Polling news last week, reported by Dagsavisen, showed that residents in Oslo nursing homes run by voluntary or private companies reported higher satisfaction than those in homes run directly by the local authority.

‘You will get a fight’
The leader of the Norwegian Federation of Trade Unions (Landsorganisasjonen, LO), Roar Flåthen, also used his speech to trade unionists and campaigners in Stavanger to push for an end to the privatization of care homes. “For some, profit is the most important thing,” Flåthen said, as reported by NTB. “The Adecco case shows how wrong this can go.” He demanded “reduced use of temporary workers’ agencies and better oversight and control.” He attacked “right-wing politicians” who “are lining up to attack what we have achieved.” “They want to have North Sea hours at nursing homes but 13 hour days are not what is best for those that need care,” he added. Flåthen also welcomed the government’s recent initiative to give a further NOK 10 million (over USD 1.9 million) to the state Directorate of Labour Inspection, who are carrying out a number of investigations into the Adecco controversy.

Flåthen told the Conservative Party and the Progress Party that if they tried to weaken workers’ rights, they “will get a fight.”

The other main theme of Flåthen’s speech was the revolutions in the Arab world. He extended his support those “the people rising up against brutal regimes, food shortages and unemployment” in the Middle-East and north Africa.

Better poll news for Labour
Just after Labour Day, the Labour Party also received encouraging news as part of a recent return to form in opinion polls. The website Poll of poll’s showed that the party had improved by 1.1 percentage points on average in surveys conducted from March onwards, making them Norway’s largest party on 29.3 percent of the polling share. A continued concern for the party will nevertheless be the large fluctuation in their polling results, with performances ranging from 32.4 percent down to 25.5 percent in some polls.

There was bad news for the Conservative Party and Progress Party, who are being talked about as a future governing coalition. While recent polls since July 2010 had shown the two parties commanding combined voting shares that would translate into a parliamentary majority, the latest results showed them falling short of the 85 members of parliament required for a majority with 79. The main reason for this appears to be the continued decline of the Progress Party, who have suffered an embarrassing recent underage sex scandal – the party have fallen 3.2 percentage points on average over the last month alone to an average share of 18.9 percent. The Conservative Party, who had recently been polling as the biggest party in Norway and have improved massively since their third-placed finish in the 2009 election, have remained stagnant on 27 percent.

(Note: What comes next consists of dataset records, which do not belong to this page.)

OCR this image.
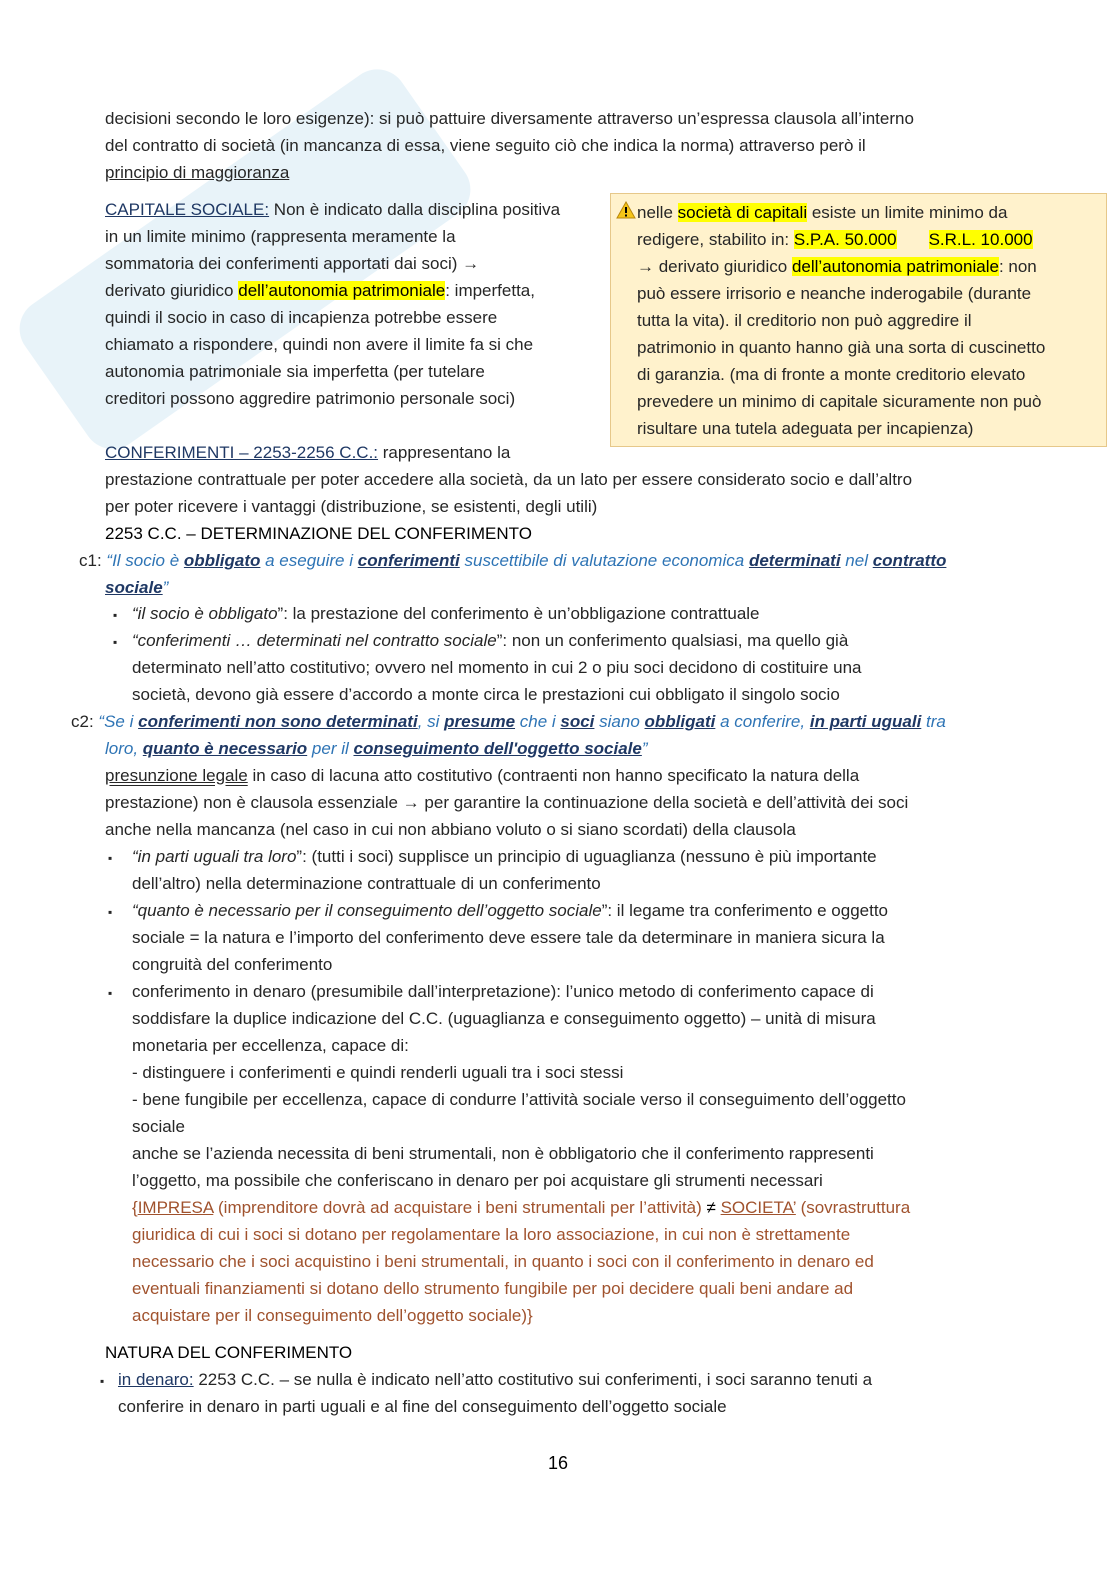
decisioni secondo le loro esigenze): si può pattuire diversamente attraverso un’espressa clausola all’interno
del contratto di società (in mancanza di essa, viene seguito ciò che indica la norma) attraverso però il
principio di maggioranza
CAPITALE SOCIALE: Non è indicato dalla disciplina positiva
in un limite minimo (rappresenta meramente la
sommatoria dei conferimenti apportati dai soci) →
derivato giuridico dell’autonomia patrimoniale: imperfetta,
quindi il socio in caso di incapienza potrebbe essere
chiamato a rispondere, quindi non avere il limite fa si che
autonomia patrimoniale sia imperfetta (per tutelare
creditori possono aggredire patrimonio personale soci)
nelle società di capitali esiste un limite minimo da
redigere, stabilito in: S.P.A. 50.000 S.R.L. 10.000
→ derivato giuridico dell’autonomia patrimoniale: non
può essere irrisorio e neanche inderogabile (durante
tutta la vita). il creditorio non può aggredire il
patrimonio in quanto hanno già una sorta di cuscinetto
di garanzia. (ma di fronte a monte creditorio elevato
prevedere un minimo di capitale sicuramente non può
risultare una tutela adeguata per incapienza)
CONFERIMENTI – 2253-2256 C.C.: rappresentano la
prestazione contrattuale per poter accedere alla società, da un lato per essere considerato socio e dall’altro
per poter ricevere i vantaggi (distribuzione, se esistenti, degli utili)
2253 C.C. – DETERMINAZIONE DEL CONFERIMENTO
c1: “Il socio è obbligato a eseguire i conferimenti suscettibile di valutazione economica determinati nel contratto
sociale”
▪ “il socio è obbligato”: la prestazione del conferimento è un’obbligazione contrattuale
▪ “conferimenti … determinati nel contratto sociale”: non un conferimento qualsiasi, ma quello già
determinato nell’atto costitutivo; ovvero nel momento in cui 2 o piu soci decidono di costituire una
società, devono già essere d’accordo a monte circa le prestazioni cui obbligato il singolo socio
c2: “Se i conferimenti non sono determinati, si presume che i soci siano obbligati a conferire, in parti uguali tra
loro, quanto è necessario per il conseguimento dell'oggetto sociale”
presunzione legale in caso di lacuna atto costitutivo (contraenti non hanno specificato la natura della
prestazione) non è clausola essenziale → per garantire la continuazione della società e dell’attività dei soci
anche nella mancanza (nel caso in cui non abbiano voluto o si siano scordati) della clausola
▪ “in parti uguali tra loro”: (tutti i soci) supplisce un principio di uguaglianza (nessuno è più importante
dell’altro) nella determinazione contrattuale di un conferimento
▪ “quanto è necessario per il conseguimento dell’oggetto sociale”: il legame tra conferimento e oggetto
sociale = la natura e l’importo del conferimento deve essere tale da determinare in maniera sicura la
congruità del conferimento
▪ conferimento in denaro (presumibile dall’interpretazione): l’unico metodo di conferimento capace di
soddisfare la duplice indicazione del C.C. (uguaglianza e conseguimento oggetto) – unità di misura
monetaria per eccellenza, capace di:
- distinguere i conferimenti e quindi renderli uguali tra i soci stessi
- bene fungibile per eccellenza, capace di condurre l’attività sociale verso il conseguimento dell’oggetto
sociale
anche se l’azienda necessita di beni strumentali, non è obbligatorio che il conferimento rappresenti
l’oggetto, ma possibile che conferiscano in denaro per poi acquistare gli strumenti necessari
{IMPRESA (imprenditore dovrà ad acquistare i beni strumentali per l’attività) ≠ SOCIETA’ (sovrastruttura
giuridica di cui i soci si dotano per regolamentare la loro associazione, in cui non è strettamente
necessario che i soci acquistino i beni strumentali, in quanto i soci con il conferimento in denaro ed
eventuali finanziamenti si dotano dello strumento fungibile per poi decidere quali beni andare ad
acquistare per il conseguimento dell’oggetto sociale)}
NATURA DEL CONFERIMENTO
▪ in denaro: 2253 C.C. – se nulla è indicato nell’atto costitutivo sui conferimenti, i soci saranno tenuti a
conferire in denaro in parti uguali e al fine del conseguimento dell’oggetto sociale
16
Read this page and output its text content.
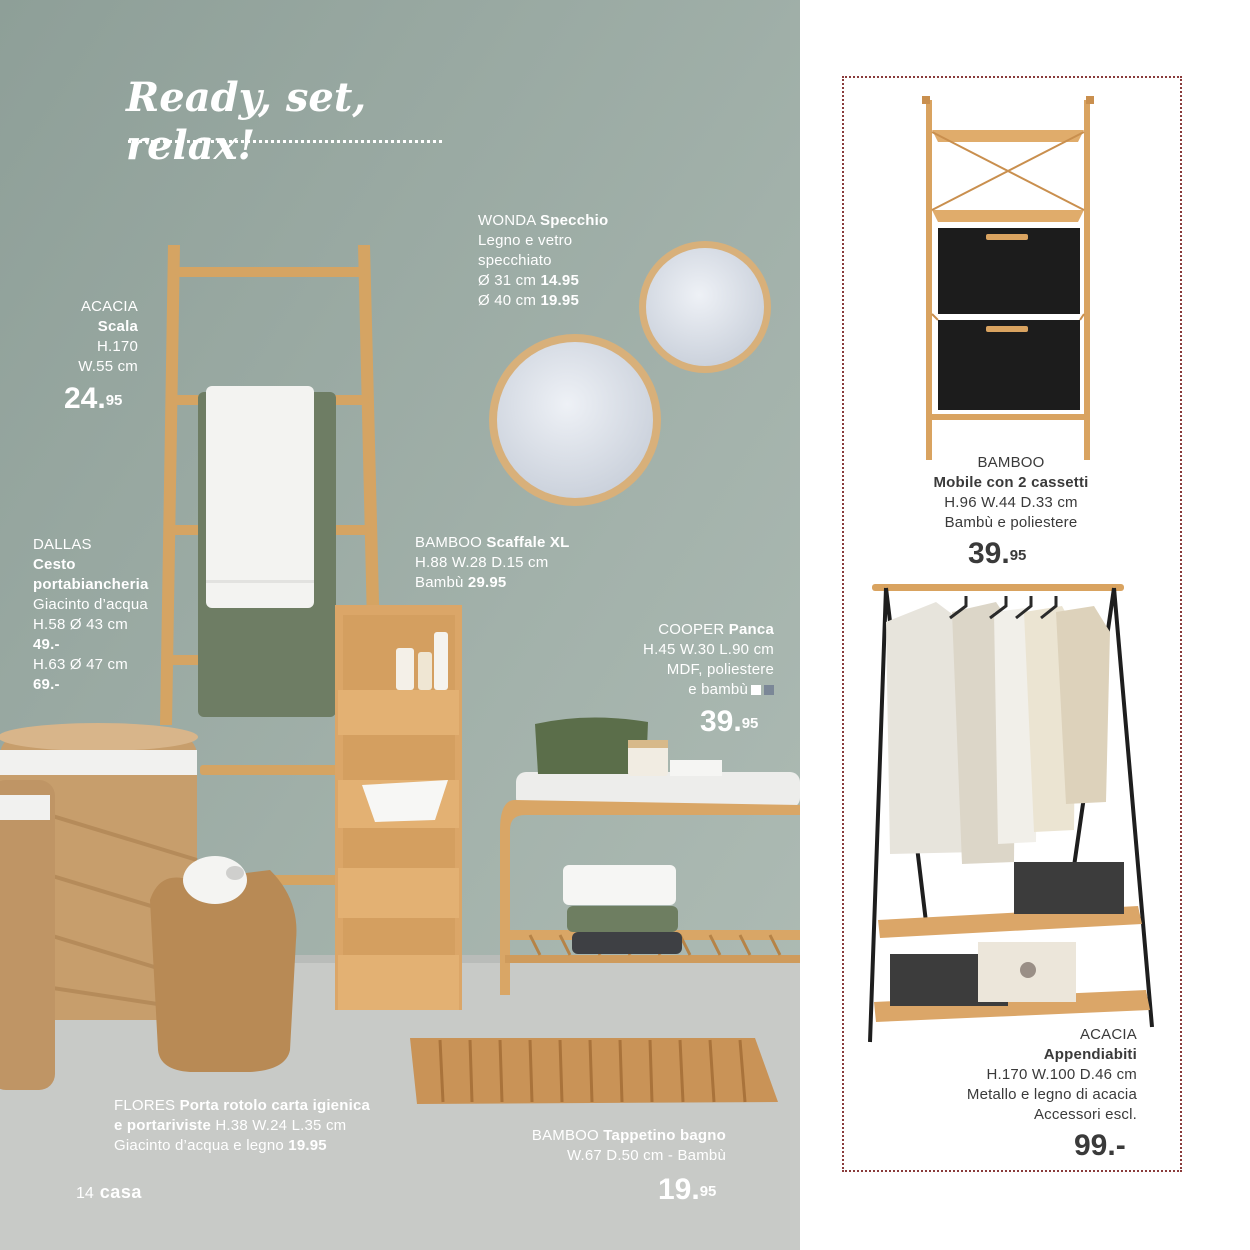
Ready, set, relax!
WONDA Specchio
Legno e vetro
specchiato
Ø 31 cm 14.95
Ø 40 cm 19.95
ACACIA
Scala
H.170
W.55 cm
24.95
DALLAS
Cesto
portabiancheria
Giacinto d’acqua
H.58 Ø 43 cm
49.-
H.63 Ø 47 cm
69.-
BAMBOO Scaffale XL
H.88 W.28 D.15 cm
Bambù 29.95
COOPER Panca
H.45 W.30 L.90 cm
MDF, poliestere
e bambù
39.95
FLORES Porta rotolo carta igienica
e portariviste H.38 W.24 L.35 cm
Giacinto d’acqua e legno 19.95
BAMBOO Tappetino bagno
W.67 D.50 cm - Bambù
19.95
14 casa
BAMBOO
Mobile con 2 cassetti
H.96 W.44 D.33 cm
Bambù e poliestere
39.95
ACACIA
Appendiabiti
H.170 W.100 D.46 cm
Metallo e legno di acacia
Accessori escl.
99.-
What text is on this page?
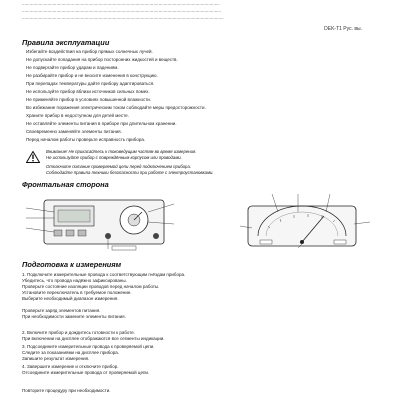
...........................................................................................................................................................
............................................................................................................................................................
..............................................................................................................................................................
DEK-Т1 Рус. вы.
Правила эксплуатации
• Избегайте воздействия на прибор прямых солнечных лучей.
• Не допускайте попадания на прибор посторонних жидкостей и веществ.
• Не подвергайте прибор ударам и падениям.
• Не разбирайте прибор и не вносите изменения в конструкцию.
• При перепадах температуры дайте прибору адаптироваться.
• Не используйте прибор вблизи источников сильных помех.
• Не применяйте прибор в условиях повышенной влажности.
• Во избежание поражения электрическим током соблюдайте меры предосторожности.
• Храните прибор в недоступном для детей месте.
• Не оставляйте элементы питания в приборе при длительном хранении.
• Своевременно заменяйте элементы питания.
• Перед началом работы проверьте исправность прибора.
Внимание! Не прикасайтесь к токоведущим частям во время измерения.
Не используйте прибор с повреждённым корпусом или проводами.
Отключите питание проверяемой цепи перед подключением прибора.
Соблюдайте правила техники безопасности при работе с электроустановками.
Фронтальная сторона
Подготовка к измерениям
1. Подключите измерительные провода к соответствующим гнёздам прибора.
Убедитесь, что провода надёжно зафиксированы.
Проверьте состояние изоляции проводов перед началом работы.
Установите переключатель в требуемое положение.
Выберите необходимый диапазон измерения.
Проверьте заряд элементов питания.
При необходимости замените элементы питания.
2. Включите прибор и дождитесь готовности к работе.
При включении на дисплее отображаются все сегменты индикации.
3. Подсоедините измерительные провода к проверяемой цепи.
Следите за показаниями на дисплее прибора.
Запишите результат измерения.
4. Завершите измерение и отключите прибор.
Отсоедините измерительные провода от проверяемой цепи.
Повторите процедуру при необходимости.
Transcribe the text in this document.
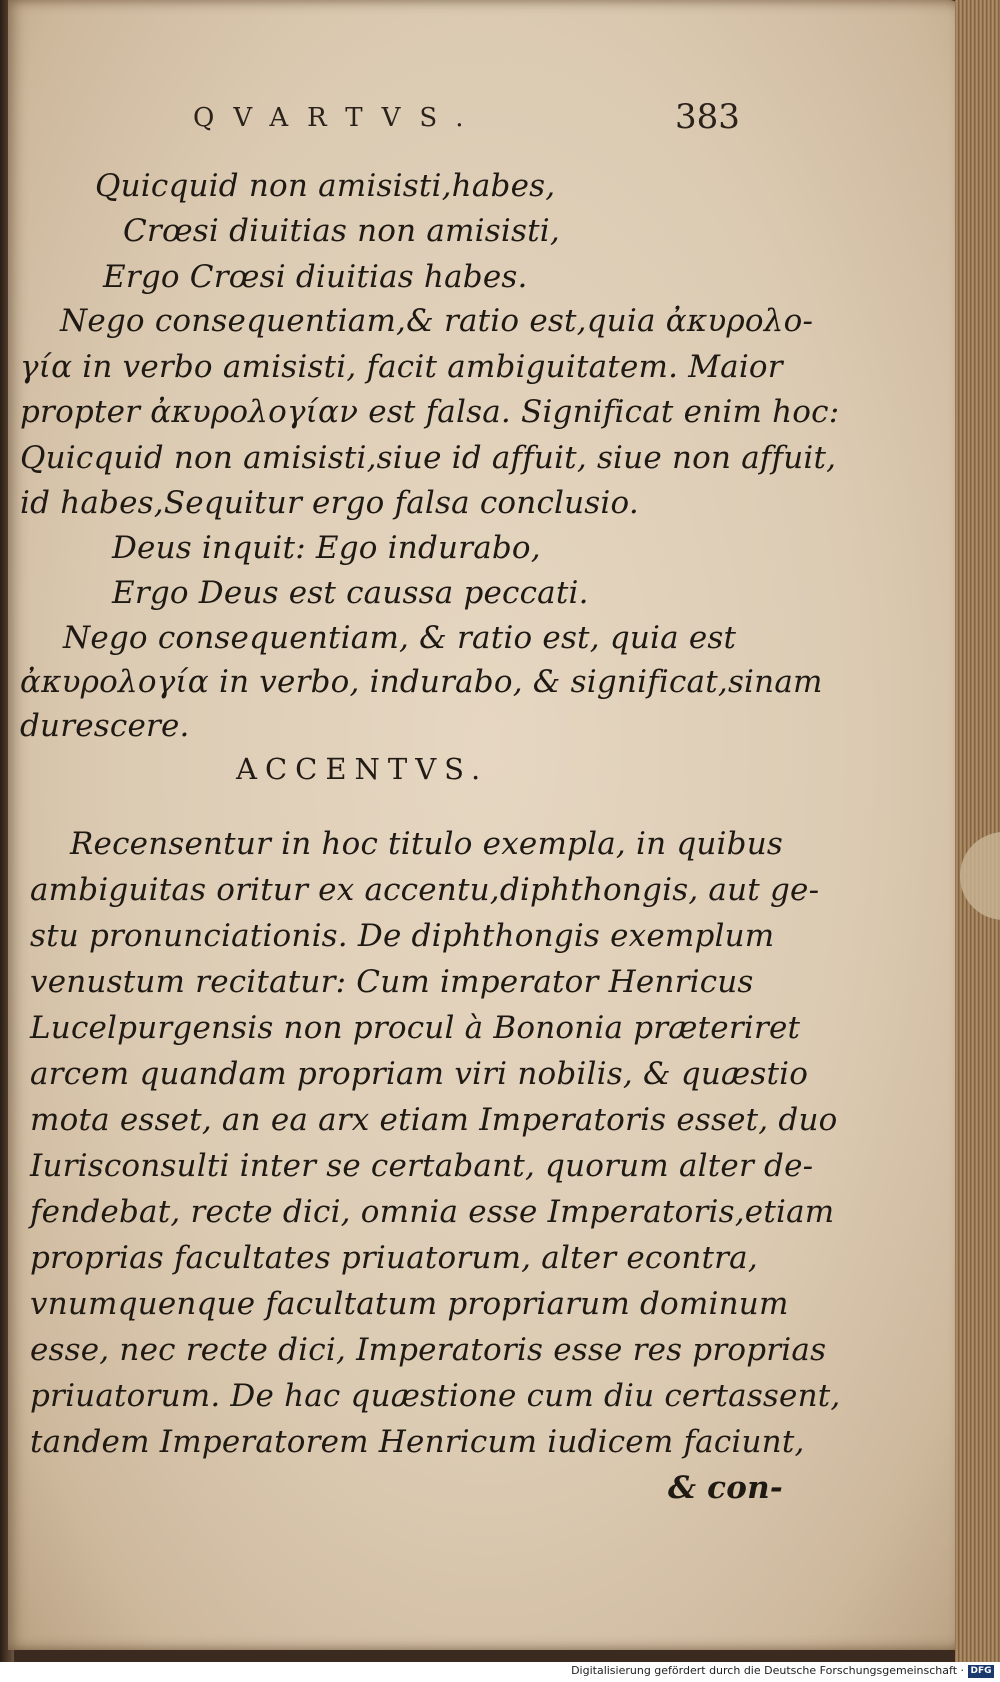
QVARTVS.	383
Quicquid non amisisti,habes,
Crœsi diuitias non amisisti,
Ergo Crœsi diuitias habes.
Nego consequentiam,& ratio est,quia ἀκυρολο-
γία in verbo amisisti, facit ambiguitatem. Maior
propter ἀκυρολογίαν est falsa. Significat enim hoc:
Quicquid non amisisti,siue id affuit, siue non affuit,
id habes,Sequitur ergo falsa conclusio.
Deus inquit: Ego indurabo,
Ergo Deus est caussa peccati.
Nego consequentiam, & ratio est, quia est
ἀκυρολογία in verbo, indurabo, & significat,sinam
durescere.
ACCENTVS.
Recensentur in hoc titulo exempla, in quibus
ambiguitas oritur ex accentu,diphthongis, aut ge-
stu pronunciationis. De diphthongis exemplum
venustum recitatur: Cum imperator Henricus
Lucelpurgensis non procul à Bononia præteriret
arcem quandam propriam viri nobilis, & quæstio
mota esset, an ea arx etiam Imperatoris esset, duo
Iurisconsulti inter se certabant, quorum alter de-
fendebat, recte dici, omnia esse Imperatoris,etiam
proprias facultates priuatorum, alter econtra,
vnumquenque facultatum propriarum dominum
esse, nec recte dici, Imperatoris esse res proprias
priuatorum. De hac quæstione cum diu certassent,
tandem Imperatorem Henricum iudicem faciunt,
& con-
Digitalisierung gefördert durch die Deutsche Forschungsgemeinschaft · DFG
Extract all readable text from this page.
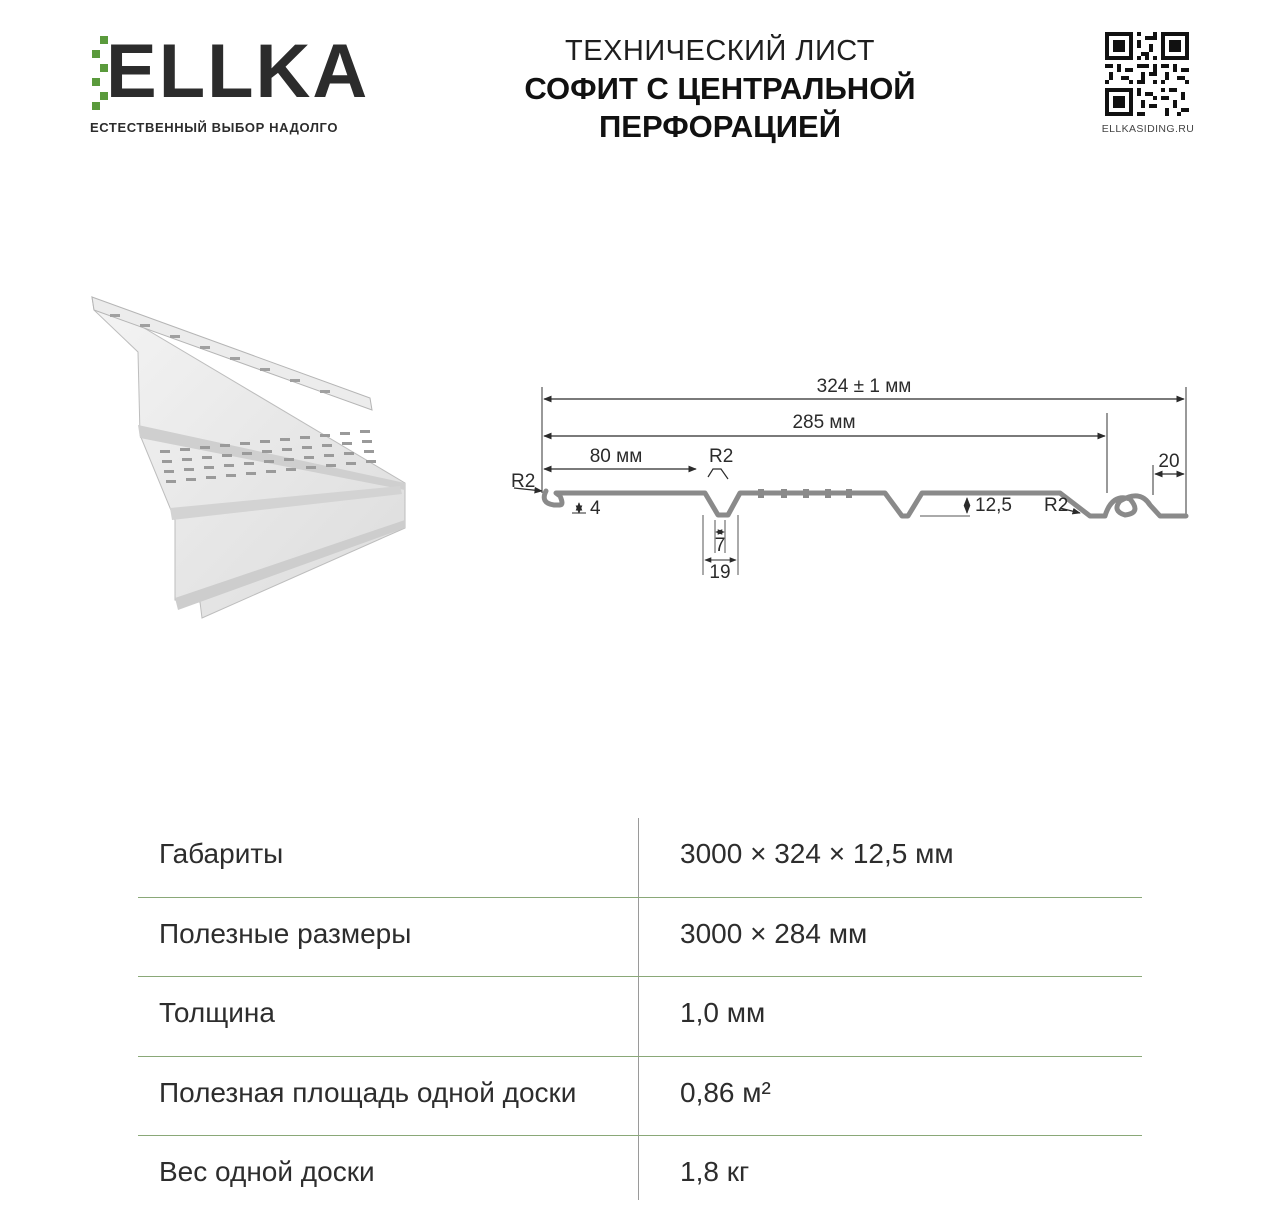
ELLKA
ЕСТЕСТВЕННЫЙ ВЫБОР НАДОЛГО
ТЕХНИЧЕСКИЙ ЛИСТ
СОФИТ С ЦЕНТРАЛЬНОЙ
ПЕРФОРАЦИЕЙ	ELLKASIDING.RU
324 ± 1 мм
285 мм
80 мм
R2
R2
R2
4	12,5
7
19
20
Габариты	3000 × 324 × 12,5 мм
Полезные размеры	3000 × 284 мм
Толщина	1,0 мм
Полезная площадь одной доски	0,86 м²
Вес одной доски	1,8 кг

However, the parties of the current Red-Green coalition continue to lag behind with figures corresponding to 72 parliamentary seats, with some of the biggest winners in the recent polls being the small opposition parties, who have benefited from the decline of the larger opposition groups. The Liberal Party has on average improved by 1.2 percentage points in the polls, while the Christian Democrats have grown by 0.6 percent points on average. This would give the two parties a combined total of 18 seats if repeated in a general election, making them key players in any resulting coalition negotiations.